Run For Something
- Founded: January 20, 2017; 9 years ago
- Founders: Amanda Litman, Ross Morales Rocketto
- Type: 501(c)(4)
- Website: runforsomething.net

= Run for Something =

American progressive political organization

Run for Something (RfS) is a progressive American political organization dedicated to recruiting and supporting young candidates running for down-ballot office. Its mission is to get young progressive candidates from non-traditional backgrounds to run for and win state and local offices, and create a next generation slate of political candidates that will seek higher office in the future.

It was founded on January 20, 2017 — the day of the inauguration of Donald Trump as president — by Amanda Litman, the email director of Hillary Clinton's 2016 U.S. presidential campaign, and Ross Morales Rocketto, a veteran of political campaigns.

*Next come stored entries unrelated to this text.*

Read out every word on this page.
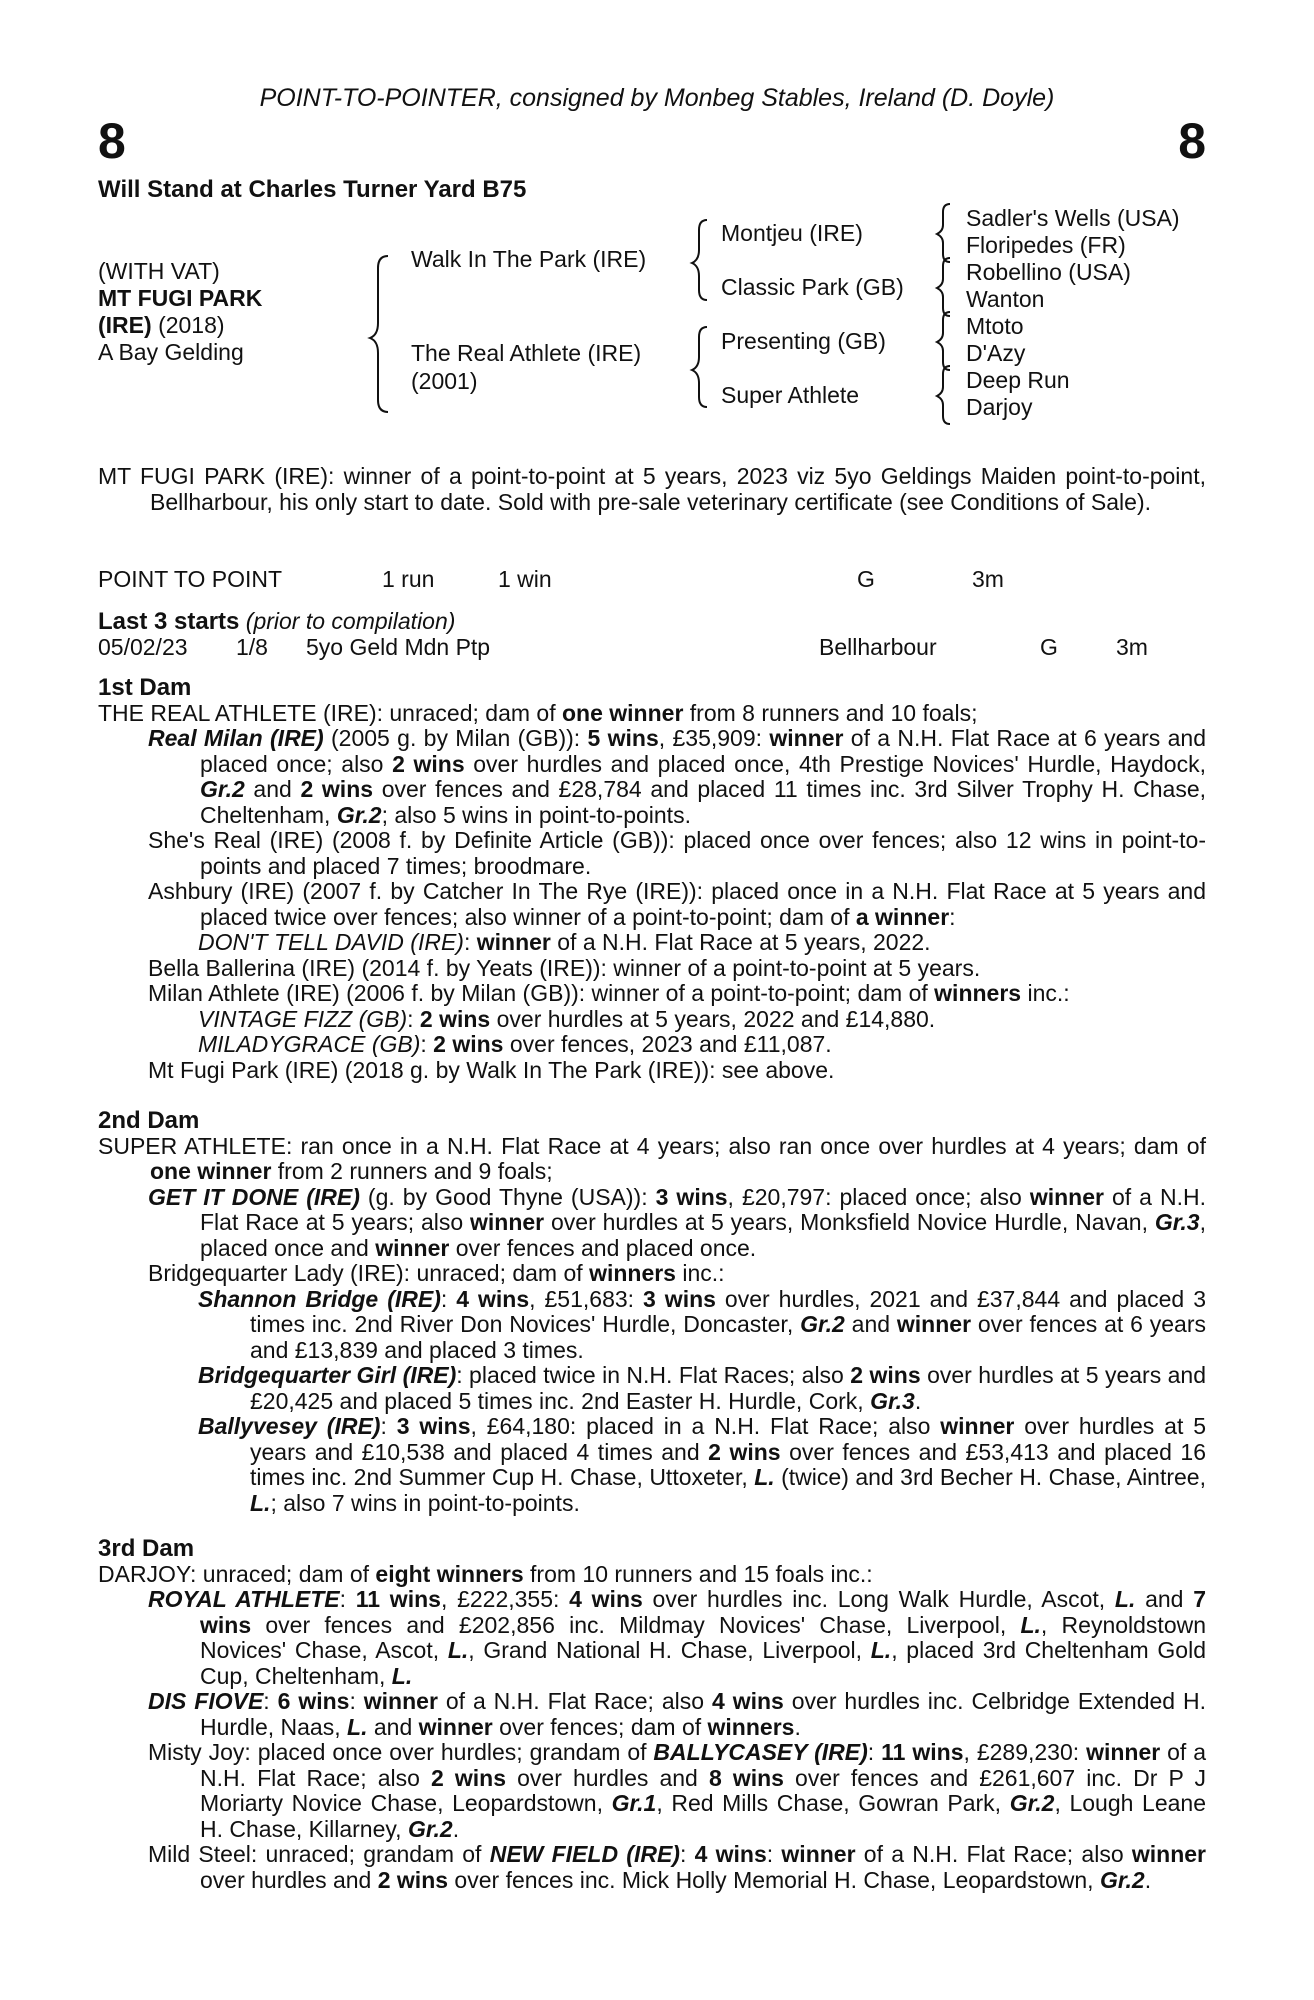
POINT-TO-POINTER, consigned by Monbeg Stables, Ireland (D. Doyle)
8	8
Will Stand at Charles Turner Yard B75
(WITH VAT)
MT FUGI PARK
(IRE) (2018)
A Bay Gelding
Walk In The Park (IRE)
The Real Athlete (IRE)
(2001)
Montjeu (IRE)
Classic Park (GB)
Presenting (GB)
Super Athlete
Sadler's Wells (USA)
Floripedes (FR)
Robellino (USA)
Wanton
Mtoto
D'Azy
Deep Run
Darjoy

MT FUGI PARK (IRE): winner of a point-to-point at 5 years, 2023 viz 5yo Geldings Maiden point-to-point, Bellharbour, his only start to date. Sold with pre-sale veterinary certificate (see Conditions of Sale).

POINT TO POINT	1 run	1 win	G	3m
Last 3 starts (prior to compilation)
05/02/23 1/8 5yo Geld Mdn Ptp	Bellharbour	G	3m

1st Dam

THE REAL ATHLETE (IRE): unraced; dam of one winner from 8 runners and 10 foals;

Real Milan (IRE) (2005 g. by Milan (GB)): 5 wins, £35,909: winner of a N.H. Flat Race at 6 years and placed once; also 2 wins over hurdles and placed once, 4th Prestige Novices' Hurdle, Haydock, Gr.2 and 2 wins over fences and £28,784 and placed 11 times inc. 3rd Silver Trophy H. Chase, Cheltenham, Gr.2; also 5 wins in point-to-points.

She's Real (IRE) (2008 f. by Definite Article (GB)): placed once over fences; also 12 wins in point-to-points and placed 7 times; broodmare.

Ashbury (IRE) (2007 f. by Catcher In The Rye (IRE)): placed once in a N.H. Flat Race at 5 years and placed twice over fences; also winner of a point-to-point; dam of a winner:

DON'T TELL DAVID (IRE): winner of a N.H. Flat Race at 5 years, 2022.

Bella Ballerina (IRE) (2014 f. by Yeats (IRE)): winner of a point-to-point at 5 years.

Milan Athlete (IRE) (2006 f. by Milan (GB)): winner of a point-to-point; dam of winners inc.:

VINTAGE FIZZ (GB): 2 wins over hurdles at 5 years, 2022 and £14,880.

MILADYGRACE (GB): 2 wins over fences, 2023 and £11,087.

Mt Fugi Park (IRE) (2018 g. by Walk In The Park (IRE)): see above.

2nd Dam

SUPER ATHLETE: ran once in a N.H. Flat Race at 4 years; also ran once over hurdles at 4 years; dam of one winner from 2 runners and 9 foals;

GET IT DONE (IRE) (g. by Good Thyne (USA)): 3 wins, £20,797: placed once; also winner of a N.H. Flat Race at 5 years; also winner over hurdles at 5 years, Monksfield Novice Hurdle, Navan, Gr.3, placed once and winner over fences and placed once.

Bridgequarter Lady (IRE): unraced; dam of winners inc.:

Shannon Bridge (IRE): 4 wins, £51,683: 3 wins over hurdles, 2021 and £37,844 and placed 3 times inc. 2nd River Don Novices' Hurdle, Doncaster, Gr.2 and winner over fences at 6 years and £13,839 and placed 3 times.

Bridgequarter Girl (IRE): placed twice in N.H. Flat Races; also 2 wins over hurdles at 5 years and £20,425 and placed 5 times inc. 2nd Easter H. Hurdle, Cork, Gr.3.

Ballyvesey (IRE): 3 wins, £64,180: placed in a N.H. Flat Race; also winner over hurdles at 5 years and £10,538 and placed 4 times and 2 wins over fences and £53,413 and placed 16 times inc. 2nd Summer Cup H. Chase, Uttoxeter, L. (twice) and 3rd Becher H. Chase, Aintree, L.; also 7 wins in point-to-points.

3rd Dam

DARJOY: unraced; dam of eight winners from 10 runners and 15 foals inc.:

ROYAL ATHLETE: 11 wins, £222,355: 4 wins over hurdles inc. Long Walk Hurdle, Ascot, L. and 7 wins over fences and £202,856 inc. Mildmay Novices' Chase, Liverpool, L., Reynoldstown Novices' Chase, Ascot, L., Grand National H. Chase, Liverpool, L., placed 3rd Cheltenham Gold Cup, Cheltenham, L.

DIS FIOVE: 6 wins: winner of a N.H. Flat Race; also 4 wins over hurdles inc. Celbridge Extended H. Hurdle, Naas, L. and winner over fences; dam of winners.

Misty Joy: placed once over hurdles; grandam of BALLYCASEY (IRE): 11 wins, £289,230: winner of a N.H. Flat Race; also 2 wins over hurdles and 8 wins over fences and £261,607 inc. Dr P J Moriarty Novice Chase, Leopardstown, Gr.1, Red Mills Chase, Gowran Park, Gr.2, Lough Leane H. Chase, Killarney, Gr.2.

Mild Steel: unraced; grandam of NEW FIELD (IRE): 4 wins: winner of a N.H. Flat Race; also winner over hurdles and 2 wins over fences inc. Mick Holly Memorial H. Chase, Leopardstown, Gr.2.
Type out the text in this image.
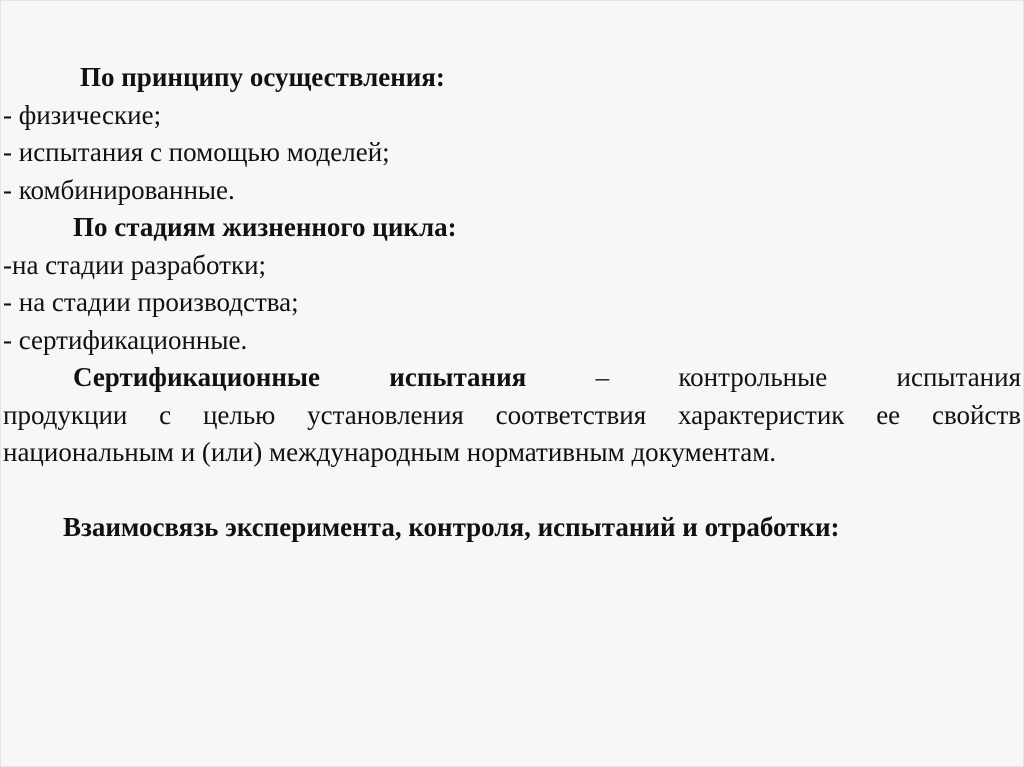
По принципу осуществления:

- физические;

- испытания с помощью моделей;

- комбинированные.

По стадиям жизненного цикла:

-на стадии разработки;

- на стадии производства;

- сертификационные.

Сертификационные испытания – контрольные испытания
продукции с целью установления соответствия характеристик ее свойств
национальным и (или) международным нормативным документам.

Взаимосвязь эксперимента, контроля, испытаний и отработки:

In May 2017, political action organization Onward Together, founded by Clinton, selected Run for Something as one of its three primary partner organizations. In the 2017 Virginia elections, Run for Something-endorsed candidates won more than 40 percent of their races, almost four times the average for first-time candidates.

National Run for Office Day, to occur annually one week after Election Day, was created by Run for Something in 2017 to encourage more young progressives to run for office.

In spring 2025, after the second election and inauguration of Donald Trump, progressive Vermont Sen. Bernie Sanders partnered with RfS on his Fighting Oligarchy tour to recruit and train new progressive political talent.

According to its website, since 2017, Run for Something has endorsed more than 3,500 candidates across all 50 states and Washington D.C. As of 2025, the group claims to have elected candidates in more than 1,500 races across 49 states.